Long term care insurance was sold aggressively in the 1980s and thereafter to offset the costs of seniors needing to live in a nursing home, assisted living or needing at home health care. Now, however, the business of long term care insurance has dramatically changed. What was once over 100 insurers providing LTC policies for sale has shrunk to a pool of less than 20 insurers who continue to sell the health care product.

The big financial problem was that the majority of insurers had badly underestimated the longevity of these long term care policy holders and how many claims would be filed during their lifetime. The model became unsustainable from a business perspective.

As reported by the Wall Street Journal, the industry is now in financial turmoil and has turned to the old adage of privatize the gains and socialize the losses; the translation being that millions of people 65 or older with long term care policies are facing steep rate increases.

It is not uncommon for a policy holder to face a 50% increase in their premium while some of the worst cases are upwards of 90%. Because the industry itself used such poor benchmarks and miscalculated projections, policy holders are seemingly left with two choices: Pay the money or leave your coverage after paying into it for years, and sometimes decades.

What if you want a different choice? Everyone would agree that being price gouged for premiums as you age is inherently unconscionable but if the policy is discontinued what then will happen to the peace of mind long term care brings? What was once the safety net of senior aging care (without becoming a burden to family members) is rapidly disappearing.

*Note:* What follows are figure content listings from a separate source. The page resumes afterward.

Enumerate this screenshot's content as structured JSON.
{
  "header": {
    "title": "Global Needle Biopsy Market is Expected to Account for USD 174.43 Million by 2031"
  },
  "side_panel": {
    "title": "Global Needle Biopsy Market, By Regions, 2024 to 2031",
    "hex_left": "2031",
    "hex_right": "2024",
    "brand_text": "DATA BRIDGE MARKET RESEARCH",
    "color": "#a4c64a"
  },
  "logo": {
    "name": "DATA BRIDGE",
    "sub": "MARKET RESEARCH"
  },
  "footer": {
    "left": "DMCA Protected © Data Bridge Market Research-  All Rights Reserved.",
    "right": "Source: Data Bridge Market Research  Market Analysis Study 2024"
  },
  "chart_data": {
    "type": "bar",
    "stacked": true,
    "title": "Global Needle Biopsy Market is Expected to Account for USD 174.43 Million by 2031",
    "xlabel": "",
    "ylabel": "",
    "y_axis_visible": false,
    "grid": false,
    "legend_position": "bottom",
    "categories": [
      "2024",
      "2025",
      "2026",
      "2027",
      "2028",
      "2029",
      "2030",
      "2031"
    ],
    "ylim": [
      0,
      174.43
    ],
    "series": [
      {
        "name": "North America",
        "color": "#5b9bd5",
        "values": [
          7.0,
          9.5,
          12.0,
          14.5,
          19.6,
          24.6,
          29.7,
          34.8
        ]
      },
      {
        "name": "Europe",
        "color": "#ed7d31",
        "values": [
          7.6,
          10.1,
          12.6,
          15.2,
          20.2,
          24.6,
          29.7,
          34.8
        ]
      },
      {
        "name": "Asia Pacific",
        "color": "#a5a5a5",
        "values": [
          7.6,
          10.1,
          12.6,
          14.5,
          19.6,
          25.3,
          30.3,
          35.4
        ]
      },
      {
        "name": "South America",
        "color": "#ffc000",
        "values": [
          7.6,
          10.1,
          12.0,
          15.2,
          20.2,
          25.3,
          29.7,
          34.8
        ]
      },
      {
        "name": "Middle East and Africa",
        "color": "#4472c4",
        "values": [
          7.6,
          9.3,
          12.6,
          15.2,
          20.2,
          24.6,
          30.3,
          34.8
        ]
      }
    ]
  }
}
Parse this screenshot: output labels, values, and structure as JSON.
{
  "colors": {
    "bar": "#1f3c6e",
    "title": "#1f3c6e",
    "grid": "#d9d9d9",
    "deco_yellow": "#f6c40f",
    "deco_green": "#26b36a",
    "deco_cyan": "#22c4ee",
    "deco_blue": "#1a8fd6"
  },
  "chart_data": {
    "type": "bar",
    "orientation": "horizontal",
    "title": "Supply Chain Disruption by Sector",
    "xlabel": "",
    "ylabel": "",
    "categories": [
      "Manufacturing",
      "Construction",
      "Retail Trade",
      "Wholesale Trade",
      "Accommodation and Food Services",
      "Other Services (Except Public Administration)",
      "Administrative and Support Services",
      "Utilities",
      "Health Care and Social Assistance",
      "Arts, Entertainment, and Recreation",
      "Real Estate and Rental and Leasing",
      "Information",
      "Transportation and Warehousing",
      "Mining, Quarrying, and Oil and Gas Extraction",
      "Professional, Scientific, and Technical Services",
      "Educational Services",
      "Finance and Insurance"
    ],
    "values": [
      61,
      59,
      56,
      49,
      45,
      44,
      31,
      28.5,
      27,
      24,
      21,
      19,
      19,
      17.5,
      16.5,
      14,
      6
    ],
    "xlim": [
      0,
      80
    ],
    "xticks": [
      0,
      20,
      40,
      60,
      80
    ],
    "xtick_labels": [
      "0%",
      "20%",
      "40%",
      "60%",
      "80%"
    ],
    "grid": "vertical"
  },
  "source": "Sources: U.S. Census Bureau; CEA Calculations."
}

CNBC recently reported about this very issue and suggests getting financially creative for long term care. (https://www.cnbc.com/2018/02/27/heres-a-surprise-source-you-can-tap-for-long-term-care-services.html) There are surprising sources that you can tap in order to maintain protection for yourself but it requires planning, professional help and time. Do not delay!

To begin you will need to retain the services of a qualified elder law attorney, who may also bring in an accountant and a financial advisor. Ideally, you should begin this planning while you are still healthy and not in need of long term care, but it is really never too late to discuss a plan.  Your elder law attorney can review with you federal and state programs such as Medicaid, Veteran’s Aid & Attendance Benefits and services through the Department of Aging to see what you may be able to qualify for in the future.

Our firm’s elder law attorneys closely watch changes in Medicaid and Veteran’s benefits laws, as Congress is often proposing legislation to change the programs. Eligibility requirements can change in each state, and sometimes in each county.

Though you may never have thought you would find yourself creatively trying to qualify for benefits while protecting assets, the current long term care premium prices preclude a large portion of seniors from being able to pay the cost of the policy. Genworth Financial reports the national median cost of a private nursing home room to be $97,455 a year. It doesn’t take long to be wiped out at that cost without long term care. Government benefits may be your solution and time is of the essence for planning.